You don't get specific enough about your needs for us to assess how precisely Drupal might fit them, but it is endlessly extensible. And my experience has been that 90% of the time, the functionality I'm looking for has already been contributed as a module.
posted by bricoleur at 11:05 AM on November 26, 2008

Seconding ExpressionEngine. You can use it to run any site you can build in HTML and CSS. The data's stored in a MySQL database and you can export it if you decide to switch to something else down the road.
posted by kirkaracha at 1:40 PM on November 26, 2008

Joomla! is easy for non-administrators to use and there are a huge number of third-party themes and extensions. I've gotten absolutely great support at There are also third parties who will do support for you.

If theming is an issue, I checked this a year ago or so and even commercial Drupal themes were very, very few at the time. Make sure to watch for security updates no matter what you get, but particularly on Joomla. I don't live in a technology haven, but the web design people I've talked with seemed to have a strong preference for Joomla over other open source CMS systems, so keep that in mind if you'll be outsourcing any design work.
posted by cnc at 3:24 PM on November 26, 2008

Look at Django. It isn't an application, so it doesn't do anything out of the box. It is a framework and it does a lot to make creating a CMS easy. First off, it auto generates an admin interface from your datamodel, and then let's you tweak it by reordering and grouping the fields, adding custom labels and help text, etc. It has an authentication system built in that integrates with the admin interface. There are generic views for lists and details about objects, help for pagination and more. It makes it easy to produce rSS feeds, and google sitemaps of your content.
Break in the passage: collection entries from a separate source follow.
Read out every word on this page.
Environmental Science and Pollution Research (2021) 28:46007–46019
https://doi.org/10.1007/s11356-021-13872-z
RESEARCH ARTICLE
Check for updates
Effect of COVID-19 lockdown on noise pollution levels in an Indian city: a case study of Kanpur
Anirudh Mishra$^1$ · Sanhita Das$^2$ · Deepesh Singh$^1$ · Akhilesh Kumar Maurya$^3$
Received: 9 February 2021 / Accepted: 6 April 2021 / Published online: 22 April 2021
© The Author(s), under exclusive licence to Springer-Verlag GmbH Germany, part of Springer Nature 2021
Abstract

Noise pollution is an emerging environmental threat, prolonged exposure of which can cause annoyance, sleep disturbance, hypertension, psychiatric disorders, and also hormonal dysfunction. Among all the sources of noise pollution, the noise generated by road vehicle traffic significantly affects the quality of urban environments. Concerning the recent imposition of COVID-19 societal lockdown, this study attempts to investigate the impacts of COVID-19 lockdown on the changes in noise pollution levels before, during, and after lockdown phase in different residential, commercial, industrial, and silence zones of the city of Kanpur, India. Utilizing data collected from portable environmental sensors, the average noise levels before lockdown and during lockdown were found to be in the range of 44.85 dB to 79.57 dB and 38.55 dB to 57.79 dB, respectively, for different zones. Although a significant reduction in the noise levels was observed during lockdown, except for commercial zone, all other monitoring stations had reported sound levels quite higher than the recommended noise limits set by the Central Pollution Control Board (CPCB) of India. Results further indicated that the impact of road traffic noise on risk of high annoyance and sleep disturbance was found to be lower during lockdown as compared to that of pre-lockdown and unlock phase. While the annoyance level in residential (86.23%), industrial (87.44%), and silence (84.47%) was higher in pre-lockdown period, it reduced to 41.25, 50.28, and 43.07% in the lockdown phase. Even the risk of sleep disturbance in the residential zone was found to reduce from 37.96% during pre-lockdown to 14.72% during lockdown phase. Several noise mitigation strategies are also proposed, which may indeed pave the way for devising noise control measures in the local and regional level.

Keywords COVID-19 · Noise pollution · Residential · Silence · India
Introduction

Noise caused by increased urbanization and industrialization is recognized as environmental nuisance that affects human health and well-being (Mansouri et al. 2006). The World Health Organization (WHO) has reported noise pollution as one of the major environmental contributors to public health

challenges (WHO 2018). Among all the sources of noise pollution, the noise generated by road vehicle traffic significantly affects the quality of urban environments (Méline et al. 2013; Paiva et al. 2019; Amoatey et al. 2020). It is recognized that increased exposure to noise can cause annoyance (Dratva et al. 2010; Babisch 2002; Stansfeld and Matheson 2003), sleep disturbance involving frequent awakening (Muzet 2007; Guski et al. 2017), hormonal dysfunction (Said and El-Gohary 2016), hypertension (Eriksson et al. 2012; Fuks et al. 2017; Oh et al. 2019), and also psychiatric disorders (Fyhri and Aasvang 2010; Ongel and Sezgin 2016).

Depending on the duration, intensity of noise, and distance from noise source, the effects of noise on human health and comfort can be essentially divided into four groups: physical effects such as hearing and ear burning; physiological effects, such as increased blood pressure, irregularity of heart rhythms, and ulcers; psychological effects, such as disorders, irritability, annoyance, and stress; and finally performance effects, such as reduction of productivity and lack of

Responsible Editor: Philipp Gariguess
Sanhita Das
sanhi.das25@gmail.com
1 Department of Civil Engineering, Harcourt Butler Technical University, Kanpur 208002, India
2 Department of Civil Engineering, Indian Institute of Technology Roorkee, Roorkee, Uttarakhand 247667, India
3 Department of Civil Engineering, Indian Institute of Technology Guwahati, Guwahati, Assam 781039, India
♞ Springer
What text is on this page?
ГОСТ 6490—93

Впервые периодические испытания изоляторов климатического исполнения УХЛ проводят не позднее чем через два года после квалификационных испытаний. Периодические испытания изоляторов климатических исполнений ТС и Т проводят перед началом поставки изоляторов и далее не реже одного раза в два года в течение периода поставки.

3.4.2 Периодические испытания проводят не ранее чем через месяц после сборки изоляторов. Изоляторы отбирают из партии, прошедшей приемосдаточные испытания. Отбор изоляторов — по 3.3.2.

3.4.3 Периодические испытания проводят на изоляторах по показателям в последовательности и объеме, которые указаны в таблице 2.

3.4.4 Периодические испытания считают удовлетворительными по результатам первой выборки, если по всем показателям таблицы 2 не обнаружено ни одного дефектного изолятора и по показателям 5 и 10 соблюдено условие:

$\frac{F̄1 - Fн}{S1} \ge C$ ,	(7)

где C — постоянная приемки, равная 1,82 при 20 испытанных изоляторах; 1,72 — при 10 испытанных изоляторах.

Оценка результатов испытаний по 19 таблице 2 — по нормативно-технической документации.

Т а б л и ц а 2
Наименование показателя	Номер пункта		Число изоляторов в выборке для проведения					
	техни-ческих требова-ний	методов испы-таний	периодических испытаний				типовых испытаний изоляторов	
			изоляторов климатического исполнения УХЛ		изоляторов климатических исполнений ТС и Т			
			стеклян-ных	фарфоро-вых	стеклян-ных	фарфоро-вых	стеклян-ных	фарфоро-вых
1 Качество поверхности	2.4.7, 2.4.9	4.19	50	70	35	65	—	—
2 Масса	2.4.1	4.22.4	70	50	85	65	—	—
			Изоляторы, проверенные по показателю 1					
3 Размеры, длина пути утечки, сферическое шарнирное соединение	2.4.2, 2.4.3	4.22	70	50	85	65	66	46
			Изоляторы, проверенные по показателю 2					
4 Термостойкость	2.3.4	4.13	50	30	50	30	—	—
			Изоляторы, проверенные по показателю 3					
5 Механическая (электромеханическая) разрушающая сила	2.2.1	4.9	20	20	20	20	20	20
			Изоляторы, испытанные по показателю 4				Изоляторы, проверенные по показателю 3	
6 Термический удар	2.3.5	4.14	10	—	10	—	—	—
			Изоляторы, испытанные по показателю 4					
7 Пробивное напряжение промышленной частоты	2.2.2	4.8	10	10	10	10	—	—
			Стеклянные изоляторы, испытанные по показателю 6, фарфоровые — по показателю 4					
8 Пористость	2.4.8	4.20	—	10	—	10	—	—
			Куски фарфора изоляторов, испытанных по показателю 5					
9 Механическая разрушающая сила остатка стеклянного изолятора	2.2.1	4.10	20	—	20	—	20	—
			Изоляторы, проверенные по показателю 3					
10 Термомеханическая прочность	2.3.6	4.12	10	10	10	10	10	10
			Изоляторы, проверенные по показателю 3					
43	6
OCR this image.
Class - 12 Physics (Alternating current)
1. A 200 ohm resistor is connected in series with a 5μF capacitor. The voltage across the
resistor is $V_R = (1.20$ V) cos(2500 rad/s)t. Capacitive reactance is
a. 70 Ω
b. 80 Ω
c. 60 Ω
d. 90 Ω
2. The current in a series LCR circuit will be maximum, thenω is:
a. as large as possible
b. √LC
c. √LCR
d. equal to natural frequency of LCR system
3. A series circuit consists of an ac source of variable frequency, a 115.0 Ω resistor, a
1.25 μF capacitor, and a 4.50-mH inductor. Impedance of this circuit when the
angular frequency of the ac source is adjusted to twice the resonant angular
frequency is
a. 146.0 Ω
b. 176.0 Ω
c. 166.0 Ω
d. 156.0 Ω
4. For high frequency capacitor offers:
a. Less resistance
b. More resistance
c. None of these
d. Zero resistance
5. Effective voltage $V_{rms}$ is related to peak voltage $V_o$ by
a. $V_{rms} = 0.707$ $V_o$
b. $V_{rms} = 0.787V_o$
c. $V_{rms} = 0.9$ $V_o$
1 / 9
Actually there is also very basic CMS functionality for pages that are just blobs of HTML. You'd need to create templates and do a little configuration to use it.

There are also a lot of third party bits that can be incorporated easily, including various CMSs.

I'm not a developer. I spent a fair amount of time playing with Drupal a year or two ago and reached a point quickly where nothing worked quite like I wanted to, and yet, I didnt really know how to start customizing it beyond what you could do via the web UI.

It took more to get started with Django, but I felt more comfortable customizing it because I'd assembled the parts myself.
posted by Good Brain at 4:24 PM on November 26, 2008 [1 favorite]

I've dealt with Drupal and Joomla! (currently on the latter). Joomla! is easier to get started on, though I'm not sure about scaling. Also, Joomla tends to be a bit more up-to-date with their documentation AFAIK; Drupal's documentation, on the other hand, is still lacking for version 6 (probably because version 5 is still widely supported/distributed).

My advice would be to try out the two CMSes' demos. I'm not familiar with other CMSes, but these two are pretty much guaranteed to be around for a very long time.